Beschrijving van het promotie-onderzoek
Het onderzoek gaat over hoe jongeren hun vorming ter hand nemen via internet, los van traditionele opvoeders. Hoe bepalend is de technologie hierbij en welke idealen bestaan hierover? En spelen de traditionele opvoeders geen rol meer of leveren zij een heel andere bijdrage aan de vorming van jongeren?
Young people’s learning in digital worlds: the alienation and re-imagining of education
Being educated is a particular cultural narrative central to growing up in our societies whilst only a part of the learning that we do is explicitly valued and conceptualized as such. We tend to think of learning as an activity that takes place within schools. Yet a returning issue with these institutionalized forms of learning is its failure to grab young people’s interest. Simultaneously, these young people spend their time (and money) voluntarily on actively engaging with digital media. Though they might not call these experiences ‘learning’ themselves, these spaces allow young people to take control over their own learning, developing alternative forms of expertise, identity and, hence, learning. In result, ‘new’ narratives of how one can learn and what it means to be an ‘educated person’ could potentially arise in these digital communities.

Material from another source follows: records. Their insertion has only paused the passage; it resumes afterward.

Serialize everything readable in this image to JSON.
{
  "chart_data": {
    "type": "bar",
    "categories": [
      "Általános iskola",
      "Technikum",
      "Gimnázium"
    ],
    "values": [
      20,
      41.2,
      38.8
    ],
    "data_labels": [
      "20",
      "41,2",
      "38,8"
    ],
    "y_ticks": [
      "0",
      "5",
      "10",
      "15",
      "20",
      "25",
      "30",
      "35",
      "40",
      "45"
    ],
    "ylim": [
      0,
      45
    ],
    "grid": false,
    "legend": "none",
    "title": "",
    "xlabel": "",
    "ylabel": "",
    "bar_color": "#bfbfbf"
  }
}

How technology impacts young people’s perceptions and practices of becoming is an issue that is foregrounded in this project. Contrary to naïve perspectives in which digital media are seen as something neutral or functional, we consider how digital media might impact our perception of what it means to learn. To research the way in which learning is re-conceptualized in online communities, we will, through ethnographic research, attempt to capture young people’s own experiences as well as reflect on the workings of specific digital media platforms. This research project hence asks the question: how are young people through their engagement with online communities, re-imagining contemporary cultural narratives of learning?